Seven 6/7: Depression

Jul 16, 2009 11:36

Characters: Michael, mentions of Sara, original characters.
Chapter: 6: Depression
Length: 2000 words
Genre: AU, drama, reflective, post-series, sadness.
Rating: pg-15 (language, adult concepts)
Summary: A lot can happen in four years...
A/N: This is the alternative POV chapter to wrldpossibility’s Seven. Thanks to co-writers, linzi20 and wrldpossibility, and to lauratnz for the beautiful banner. Two piece of canon dialogue used here (1:19 and 4:22)






Depression

We're just two lost souls swimming in a fish bowl, year after year,
Running over the same old ground. 
What have you found? The same old fears.

from Wish you were Here, by Pink Floyd.

His body is weary, but his memory alights with everything her.

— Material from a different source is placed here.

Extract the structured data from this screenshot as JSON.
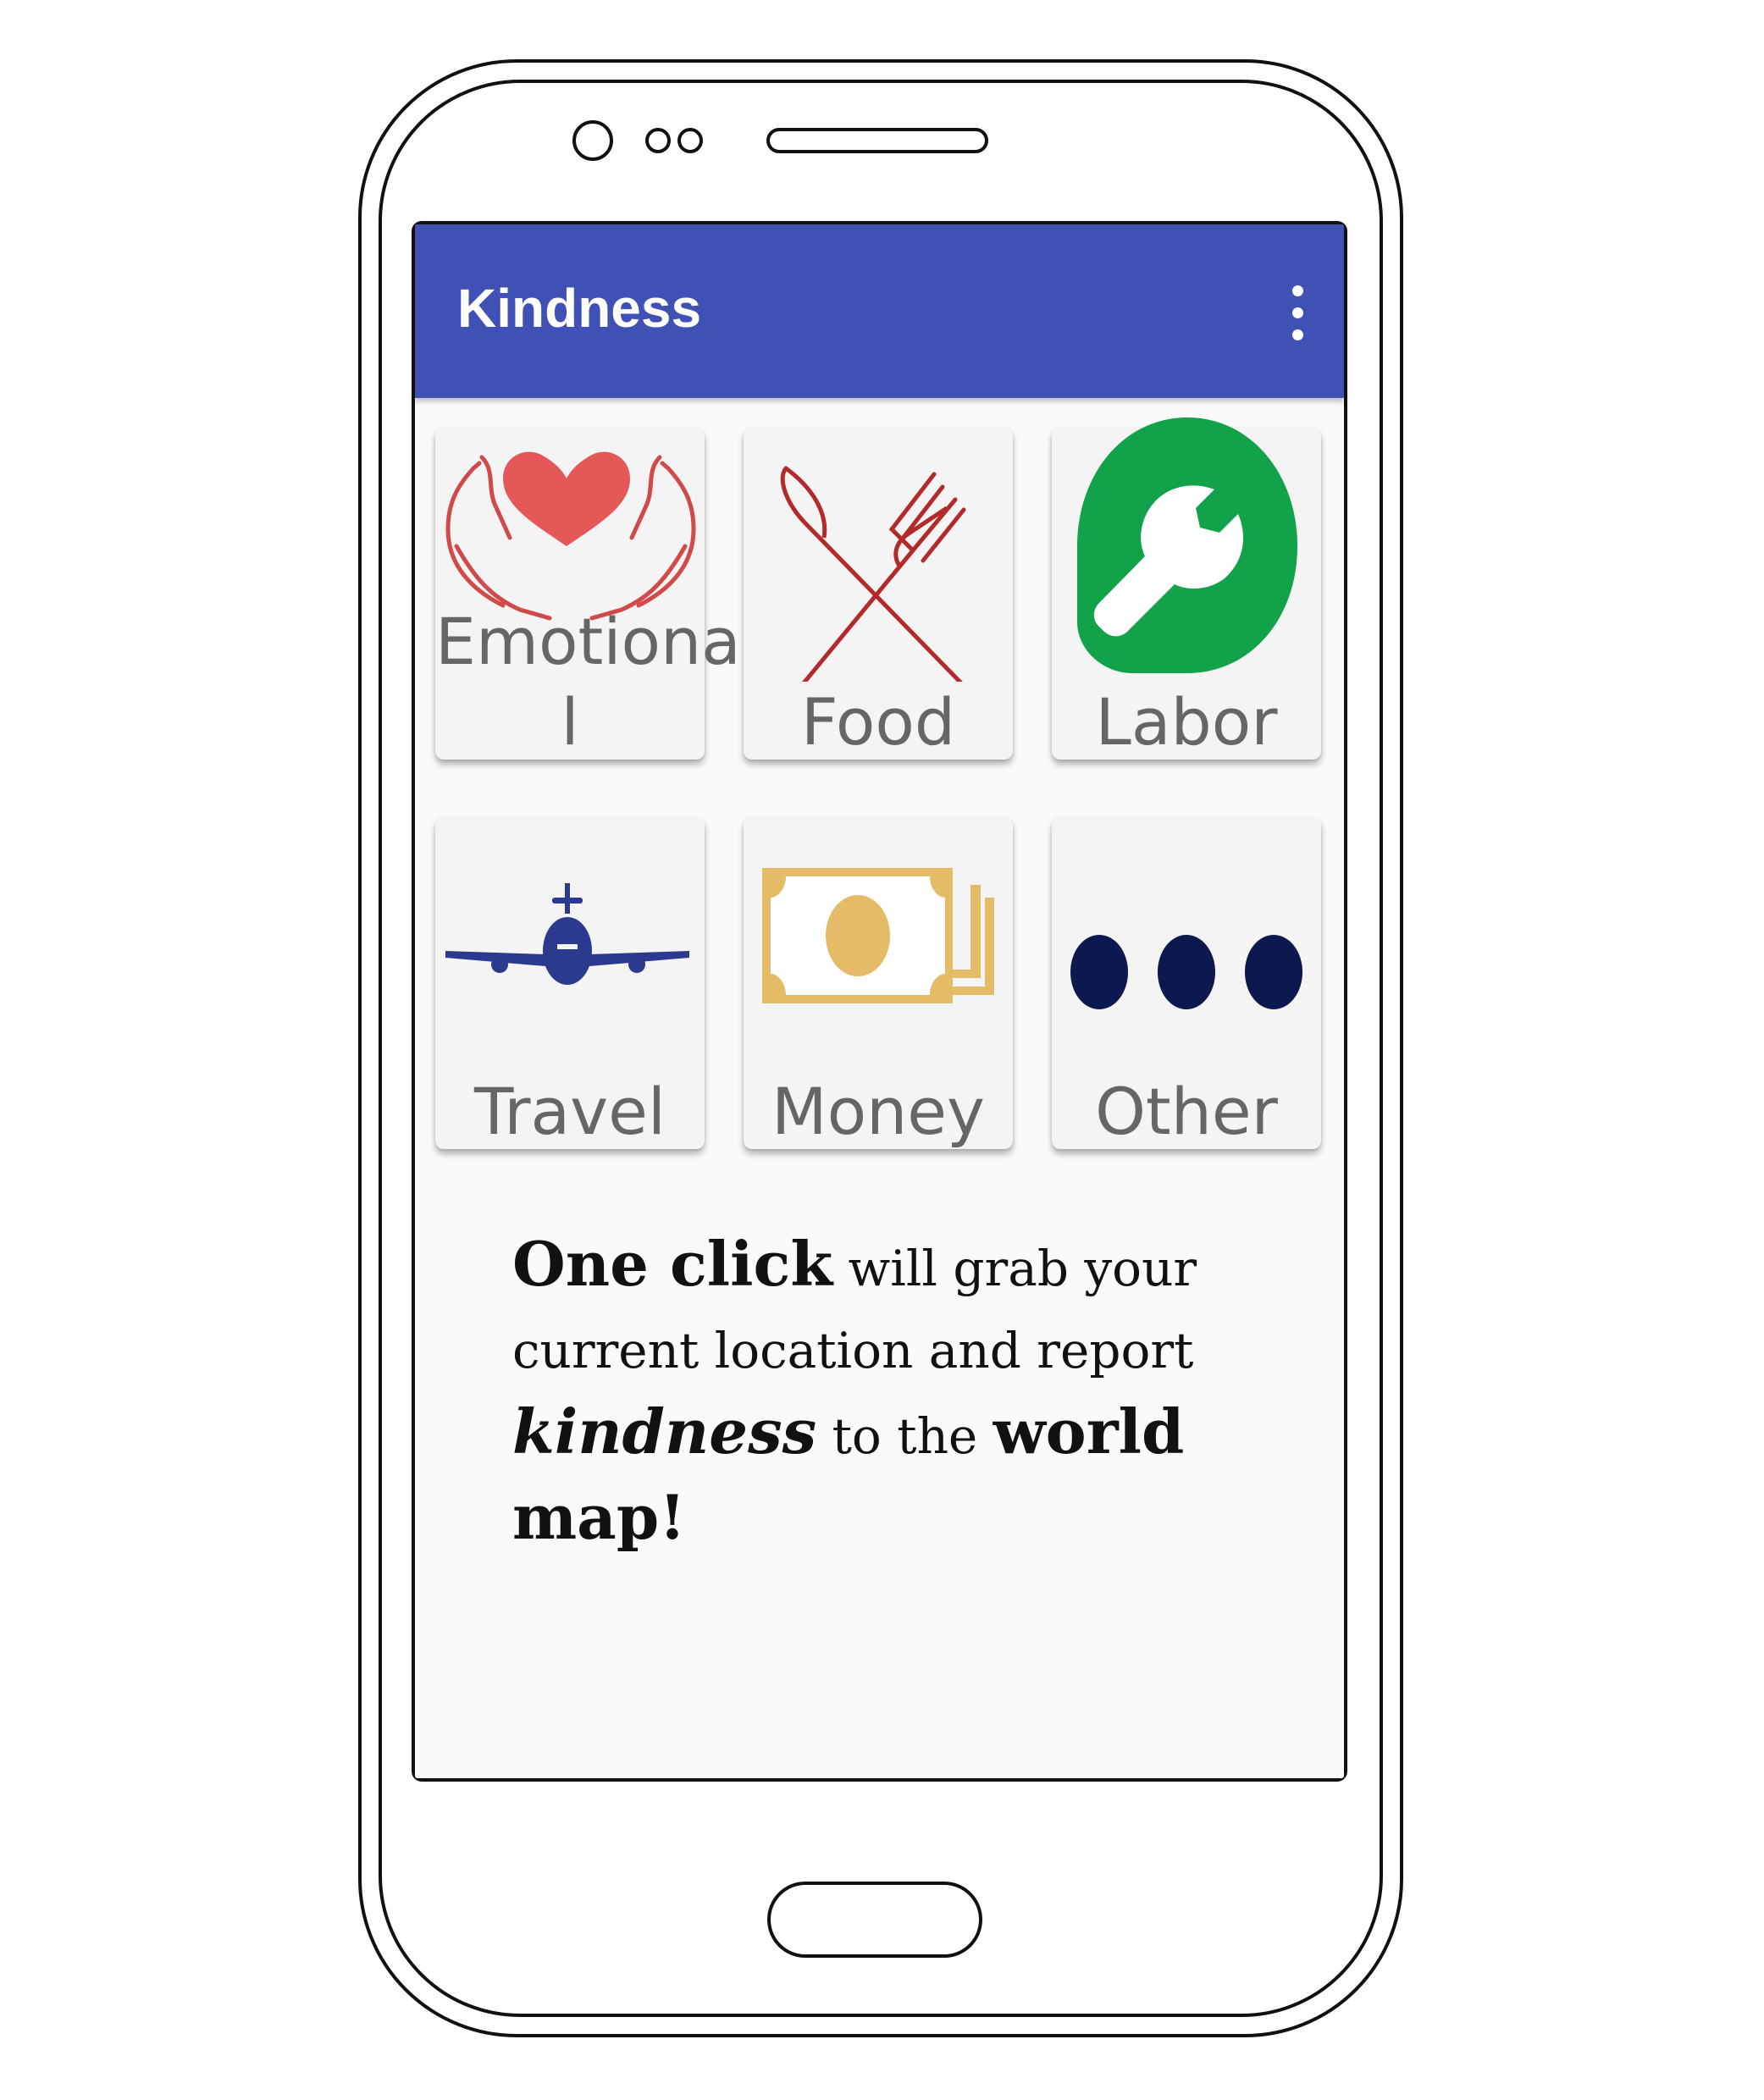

Michael’s mind pins the man to the floor of the deepest well, where it’s dark and dank, where the light no longer penetrates and all hope seems lost. He remembers feeling like this - sweating, tucked beneath a fugitive’s cap, seeking out a church, crying inside his confession. It’s worse this time. Somehow worse, because he’s experienced utter happiness during the simplicity of a twenty second walk on a beach. He’s lost it. It makes it worse.

I’m happy right now.

The instant he learns that the first year of his ‘sentence’ doesn’t count, the throes of anger zap his mood to dust. Where he spent previous weeks working on the hunt to track Krantz’s international counterpart - Robert Vasling - through Europe, his interest in the task drops to zero as inroads meet dead ends, and the director’s words about one more year run a loop in his brain.

Even though he knows attaining Vasling will keep his time in this role to five years, there’s a well of despair and nothingness at the bottom of his being, and Michael sits on the verge of descent without rescue from the top of the structure.

He should be at war with himself - come on, Scofield, work harder! Get true intel on this bastard Vasling and secure the agreed upon terms of the deal you made with Kellerman! Come on, get out of this low patch - but he just can’t seem to muster the vitality to wage the battle. For the first time in an age, he stumbles about, he struggles to plan, and he wonders whether this is what it feels like to finally give up.

***

There is no escaping his daily obligation. The demands of his work continue, but Michael is only interested when either he or his team receive a lead on Vasling. He no longer cares about the residual members of the Company, even though accurate intel comes through their system very regularly. Michael simply uses Devon and his small staff to meet the needs of the day while he watches a black oil slick threaten his psyche as he approaches rock bottom. His apathy is noticed, first by Devon and then - over the coming months - by the directors.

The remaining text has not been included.